Rep. Steve King (R-IA) moved swiftly to try to block such a scenario.
“If we let Nancy Pelosi execute a privileged motion that would force a vote on the Senate version of DHS approps, it would pass and Obama’s lawless amnesty would be funded until Sept 30th,” King wrote in an email to 160 House GOP members. “There is a way to block that motion.”
King, who has already drafted a bill that would do this, wrote to his colleagues that Republicans can amend the House rule in question with their majority—and thereby block any efforts by Democrats to fund Obama’s amnesty, and stop Boehner from eschewing blame from himself if that’s what happens.
Politico reported over the weekend that close allies of Boehner are worried about a coup attempt that may happen against him if Boehner caves in the end.
“Close allies of Speaker John Boehner are worried that his conservative rivals could move to oust him as soon as next week,” Politico wrote. “Removing a sitting speaker is exceedingly difficult, and such an effort would almost certainly fall short. Yet growing speculation about the possibility of it – coming after Friday’s embarrassing defeat at the hands of conservatives and House Democrats on the homeland security battle — shows how vulnerable the speaker has become.”
Politico detailed exactly what would have to happen for Boehner to be removed in the middle of a Congress, since he was barely re-elected at the beginning of this Congress.
“To remove Boehner from the speaker’s chair, a lawmaker would introduce a ‘motion to vacate,’ which an overwhelming majority of GOP lawmakers would have to back,” Politico wrote. “Republicans say that would never happen in the conference right now.”
While there aren’t any ongoing discussions among members right now about attempting to take down Boehner, that could easily change if the political environment around Obama’s amnesty—and the DHS funding bill that could either block it, or enable its implementation—gets murkier and bloodier, something very likely to happen in the coming days.
“Some of these 52 [Republicans who voted against the 3-week clean DHS funding deal] are more worried about protecting their own careers than protecting their constituents from ISIL,” one Republican lawmaker “close to Boehner” anonymously told Politico. “They are more worried about primaries than they are about the country. This is all aimed at Boehner. They want to take Boehner out.”

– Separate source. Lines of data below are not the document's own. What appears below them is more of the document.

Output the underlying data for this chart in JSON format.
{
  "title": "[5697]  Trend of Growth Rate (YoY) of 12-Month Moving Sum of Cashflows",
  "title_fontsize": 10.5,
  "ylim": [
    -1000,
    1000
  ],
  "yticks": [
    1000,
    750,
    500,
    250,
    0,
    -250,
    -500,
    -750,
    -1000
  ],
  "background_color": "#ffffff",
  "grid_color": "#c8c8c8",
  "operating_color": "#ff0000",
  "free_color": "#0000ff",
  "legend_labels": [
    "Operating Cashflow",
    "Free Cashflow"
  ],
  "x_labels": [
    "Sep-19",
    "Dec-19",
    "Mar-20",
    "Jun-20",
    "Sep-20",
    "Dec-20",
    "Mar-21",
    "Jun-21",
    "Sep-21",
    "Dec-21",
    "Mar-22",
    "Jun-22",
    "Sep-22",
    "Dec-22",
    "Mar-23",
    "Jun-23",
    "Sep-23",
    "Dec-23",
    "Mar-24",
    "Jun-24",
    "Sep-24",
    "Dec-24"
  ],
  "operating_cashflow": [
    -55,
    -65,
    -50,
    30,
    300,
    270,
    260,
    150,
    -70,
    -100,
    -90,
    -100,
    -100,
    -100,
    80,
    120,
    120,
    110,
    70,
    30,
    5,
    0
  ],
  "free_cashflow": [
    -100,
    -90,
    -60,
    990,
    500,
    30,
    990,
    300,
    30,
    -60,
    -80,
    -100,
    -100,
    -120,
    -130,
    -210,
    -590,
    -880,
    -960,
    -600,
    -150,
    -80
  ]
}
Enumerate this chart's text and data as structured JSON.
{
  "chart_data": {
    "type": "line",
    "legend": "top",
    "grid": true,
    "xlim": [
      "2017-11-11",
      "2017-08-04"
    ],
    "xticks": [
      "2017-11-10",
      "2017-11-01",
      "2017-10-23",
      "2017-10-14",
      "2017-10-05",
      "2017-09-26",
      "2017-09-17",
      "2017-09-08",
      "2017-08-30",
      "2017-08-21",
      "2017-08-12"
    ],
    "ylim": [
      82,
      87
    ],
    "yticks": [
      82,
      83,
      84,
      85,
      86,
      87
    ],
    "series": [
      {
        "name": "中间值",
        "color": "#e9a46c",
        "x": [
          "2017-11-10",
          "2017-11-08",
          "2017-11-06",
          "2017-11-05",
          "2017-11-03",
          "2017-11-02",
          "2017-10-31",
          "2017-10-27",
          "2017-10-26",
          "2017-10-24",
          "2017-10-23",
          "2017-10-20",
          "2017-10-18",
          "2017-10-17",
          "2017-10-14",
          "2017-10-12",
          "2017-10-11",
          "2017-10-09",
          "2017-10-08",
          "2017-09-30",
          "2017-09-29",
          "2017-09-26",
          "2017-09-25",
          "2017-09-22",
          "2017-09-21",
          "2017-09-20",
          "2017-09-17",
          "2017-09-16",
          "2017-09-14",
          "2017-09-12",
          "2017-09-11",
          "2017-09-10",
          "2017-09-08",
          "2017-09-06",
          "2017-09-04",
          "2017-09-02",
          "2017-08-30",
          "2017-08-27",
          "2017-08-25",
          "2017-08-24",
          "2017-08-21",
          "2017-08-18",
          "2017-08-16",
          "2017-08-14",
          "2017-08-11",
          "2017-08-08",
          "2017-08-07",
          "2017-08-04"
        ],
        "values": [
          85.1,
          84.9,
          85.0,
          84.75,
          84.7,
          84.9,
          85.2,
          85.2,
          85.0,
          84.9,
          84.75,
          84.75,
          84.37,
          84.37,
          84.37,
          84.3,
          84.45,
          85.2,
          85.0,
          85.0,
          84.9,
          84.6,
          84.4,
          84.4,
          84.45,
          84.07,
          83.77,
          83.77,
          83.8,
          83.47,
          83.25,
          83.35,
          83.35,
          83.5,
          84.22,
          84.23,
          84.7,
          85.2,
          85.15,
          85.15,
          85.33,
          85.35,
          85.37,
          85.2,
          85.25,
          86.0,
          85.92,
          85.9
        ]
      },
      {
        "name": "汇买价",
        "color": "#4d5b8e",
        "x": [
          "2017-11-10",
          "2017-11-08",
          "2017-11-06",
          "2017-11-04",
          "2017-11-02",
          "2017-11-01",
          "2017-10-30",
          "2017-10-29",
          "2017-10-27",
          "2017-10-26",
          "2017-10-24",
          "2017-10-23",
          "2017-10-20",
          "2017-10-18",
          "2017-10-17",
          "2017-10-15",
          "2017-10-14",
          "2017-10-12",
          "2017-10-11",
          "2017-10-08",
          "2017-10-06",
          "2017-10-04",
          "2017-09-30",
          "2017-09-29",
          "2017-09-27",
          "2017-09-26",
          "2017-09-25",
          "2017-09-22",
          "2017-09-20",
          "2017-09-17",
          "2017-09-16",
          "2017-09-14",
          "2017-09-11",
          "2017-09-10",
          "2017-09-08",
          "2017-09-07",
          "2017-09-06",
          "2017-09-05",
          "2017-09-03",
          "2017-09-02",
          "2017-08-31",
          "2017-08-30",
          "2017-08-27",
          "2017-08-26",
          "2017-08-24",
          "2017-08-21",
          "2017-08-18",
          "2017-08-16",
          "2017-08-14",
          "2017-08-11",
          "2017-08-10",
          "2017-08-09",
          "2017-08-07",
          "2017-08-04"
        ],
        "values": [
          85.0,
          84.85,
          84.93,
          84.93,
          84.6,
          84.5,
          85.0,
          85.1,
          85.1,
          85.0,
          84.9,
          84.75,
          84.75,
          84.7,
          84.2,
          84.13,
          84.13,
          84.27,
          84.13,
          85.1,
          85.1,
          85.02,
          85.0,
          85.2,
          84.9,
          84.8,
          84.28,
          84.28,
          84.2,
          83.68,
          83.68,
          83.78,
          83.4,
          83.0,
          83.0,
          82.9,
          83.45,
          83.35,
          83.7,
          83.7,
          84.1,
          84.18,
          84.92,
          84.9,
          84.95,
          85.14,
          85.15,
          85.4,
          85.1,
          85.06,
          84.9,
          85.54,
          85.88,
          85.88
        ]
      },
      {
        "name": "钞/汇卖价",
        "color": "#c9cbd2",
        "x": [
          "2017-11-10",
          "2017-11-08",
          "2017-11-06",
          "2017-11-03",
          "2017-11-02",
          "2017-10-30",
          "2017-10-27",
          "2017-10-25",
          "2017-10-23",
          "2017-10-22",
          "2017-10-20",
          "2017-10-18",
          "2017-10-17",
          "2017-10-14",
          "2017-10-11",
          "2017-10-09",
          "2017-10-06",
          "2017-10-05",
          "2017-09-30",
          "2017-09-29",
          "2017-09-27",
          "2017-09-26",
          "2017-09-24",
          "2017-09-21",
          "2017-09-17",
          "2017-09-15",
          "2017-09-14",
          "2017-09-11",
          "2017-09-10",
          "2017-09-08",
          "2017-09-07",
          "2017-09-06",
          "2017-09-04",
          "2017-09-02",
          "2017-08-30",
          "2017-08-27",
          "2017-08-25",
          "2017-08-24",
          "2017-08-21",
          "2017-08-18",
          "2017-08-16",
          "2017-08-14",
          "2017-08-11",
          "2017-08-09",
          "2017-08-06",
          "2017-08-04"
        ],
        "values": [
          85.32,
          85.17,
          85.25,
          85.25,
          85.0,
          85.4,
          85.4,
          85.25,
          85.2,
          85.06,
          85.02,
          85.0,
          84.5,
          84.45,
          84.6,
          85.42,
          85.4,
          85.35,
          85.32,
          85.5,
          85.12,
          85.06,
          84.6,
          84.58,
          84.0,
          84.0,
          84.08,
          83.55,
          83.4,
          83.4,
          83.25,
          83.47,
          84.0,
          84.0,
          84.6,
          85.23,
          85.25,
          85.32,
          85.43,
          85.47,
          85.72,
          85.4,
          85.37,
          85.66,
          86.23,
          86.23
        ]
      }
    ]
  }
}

“It would take a big uprising to do something and right now, I mean, I think really, truly Boehner is a stabilizing force,” Rep. Lynn Westmoreland (R-GA), another member close to Boehner, told Politico. “We’ll see what happens. Next Friday will be a big day. Next week will be a big week. We’ll see what he can do.”

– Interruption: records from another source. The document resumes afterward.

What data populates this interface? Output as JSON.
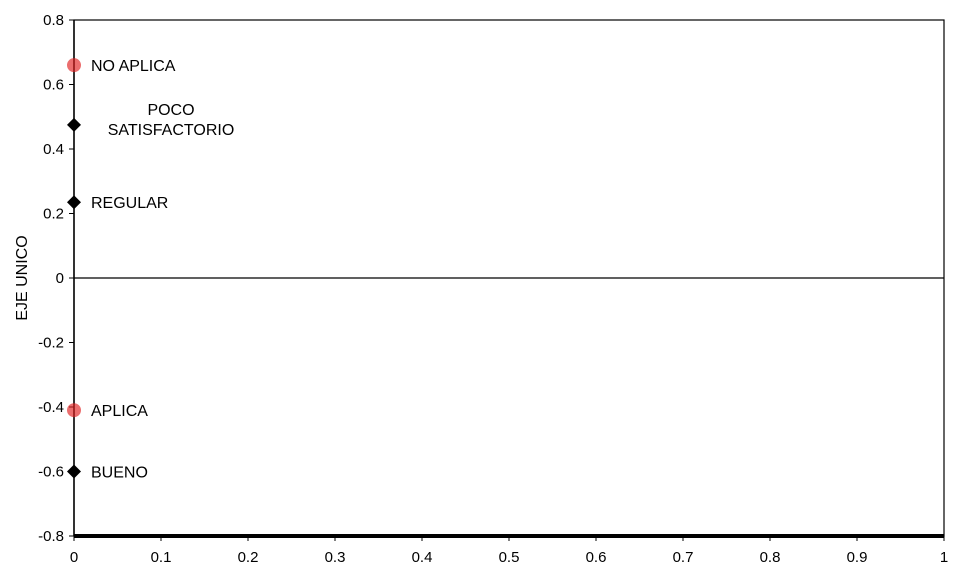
{
  "chart_data": {
    "type": "scatter",
    "title": "",
    "xlabel": "",
    "ylabel": "EJE UNICO",
    "xlim": [
      0,
      1
    ],
    "ylim": [
      -0.8,
      0.8
    ],
    "x_ticks": [
      "0",
      "0.1",
      "0.2",
      "0.3",
      "0.4",
      "0.5",
      "0.6",
      "0.7",
      "0.8",
      "0.9",
      "1"
    ],
    "y_ticks": [
      "-0.8",
      "-0.6",
      "-0.4",
      "-0.2",
      "0",
      "0.2",
      "0.4",
      "0.6",
      "0.8"
    ],
    "grid": false,
    "legend": "none",
    "points": [
      {
        "label": "NO APLICA",
        "x": 0,
        "y": 0.66,
        "color": "#e02020",
        "marker": "circle"
      },
      {
        "label_lines": [
          "POCO",
          "SATISFACTORIO"
        ],
        "x": 0,
        "y": 0.475,
        "color": "#000000",
        "marker": "diamond"
      },
      {
        "label": "REGULAR",
        "x": 0,
        "y": 0.235,
        "color": "#000000",
        "marker": "diamond"
      },
      {
        "label": "APLICA",
        "x": 0,
        "y": -0.41,
        "color": "#e02020",
        "marker": "circle"
      },
      {
        "label": "BUENO",
        "x": 0,
        "y": -0.6,
        "color": "#000000",
        "marker": "diamond"
      }
    ]
  }
}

Boehner’s closest allies have been attempting to lay blame for the eventual funding of Obama’s executive amnesty on everyone from House Democrats to Senate Democrats to Senate Republicans—but it’s clear to everyone involved that all of this fight at the beginning of this year has all been for show, and the real cave happened when the so-called “cromnibus” passed the House in December.
With the Senate still under Democratic control in that lame duck session, Boehner and his allies including House Appropriations Committee chairman Hal Rogers forced through a 1,771-page $1.1 trillion spending bill that funded all of government except for DHS through the end of September.

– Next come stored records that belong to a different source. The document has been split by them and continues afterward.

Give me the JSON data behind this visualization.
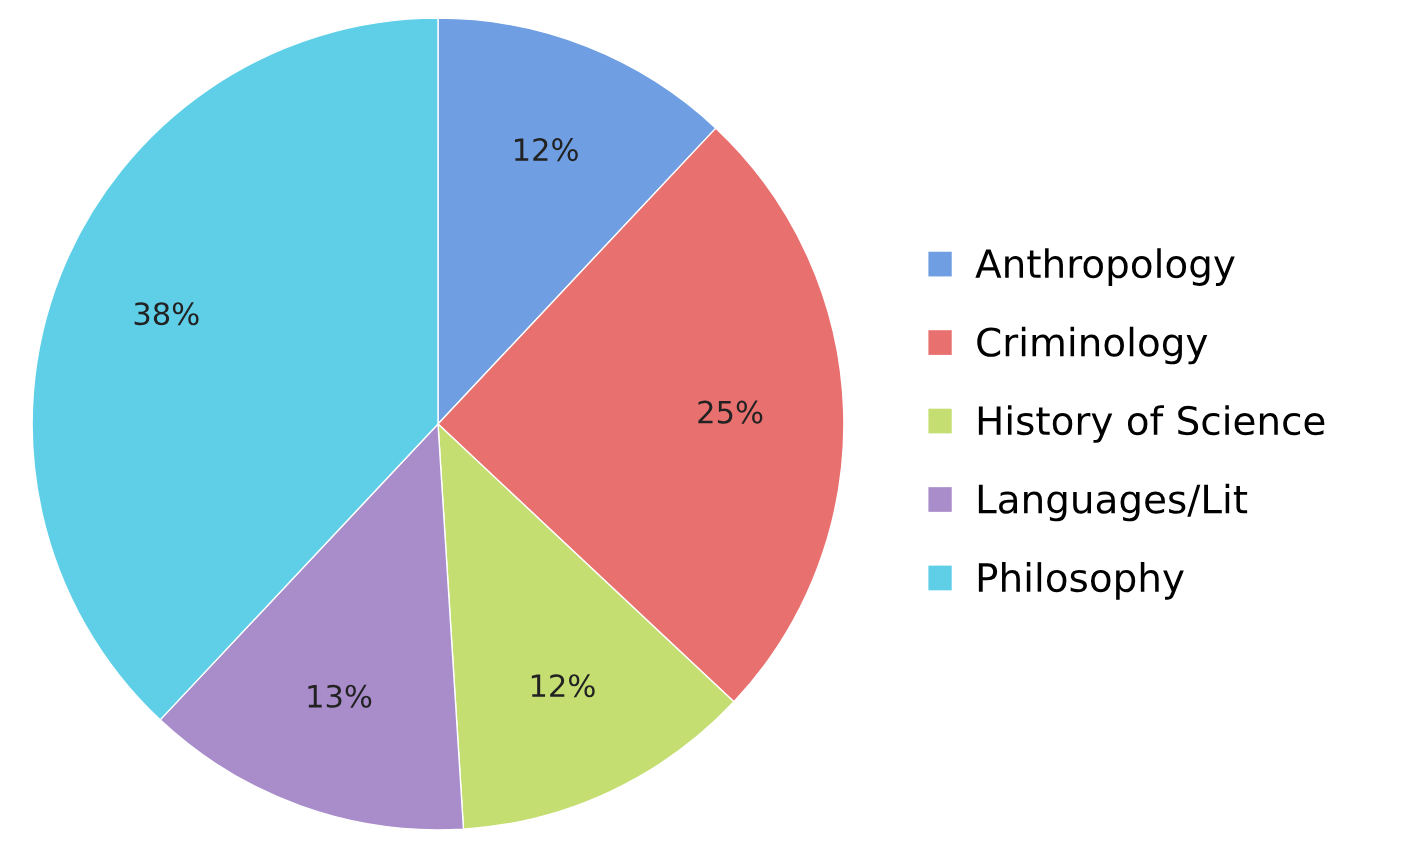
{
  "chart_data": {
    "type": "pie",
    "categories": [
      "Anthropology",
      "Criminology",
      "History of Science",
      "Languages/Lit",
      "Philosophy"
    ],
    "values": [
      12,
      25,
      12,
      13,
      38
    ],
    "colors": [
      "#6f9fe2",
      "#e8716f",
      "#c4de72",
      "#a98dca",
      "#5fcfe8"
    ],
    "value_labels": [
      "12%",
      "25%",
      "12%",
      "13%",
      "38%"
    ],
    "legend": "right"
  }
}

Not one member of Congress read that bill before voting on it, as it was impossible to do so based on the length of it in the short time frame they had to do so. But giving up leverage of the full government’s funding back then set the stage for this fight, and moving forward it’s going to be difficult for Boehner to explain that surrender when there were enough votes at the time for a clean CR until the beginning of the new Congress for the full government. The real question when all this is said and done is whether Boehner successfully prevents himself from being blamed—and whether he avoids accountability for enabling Obama’s executive amnesty.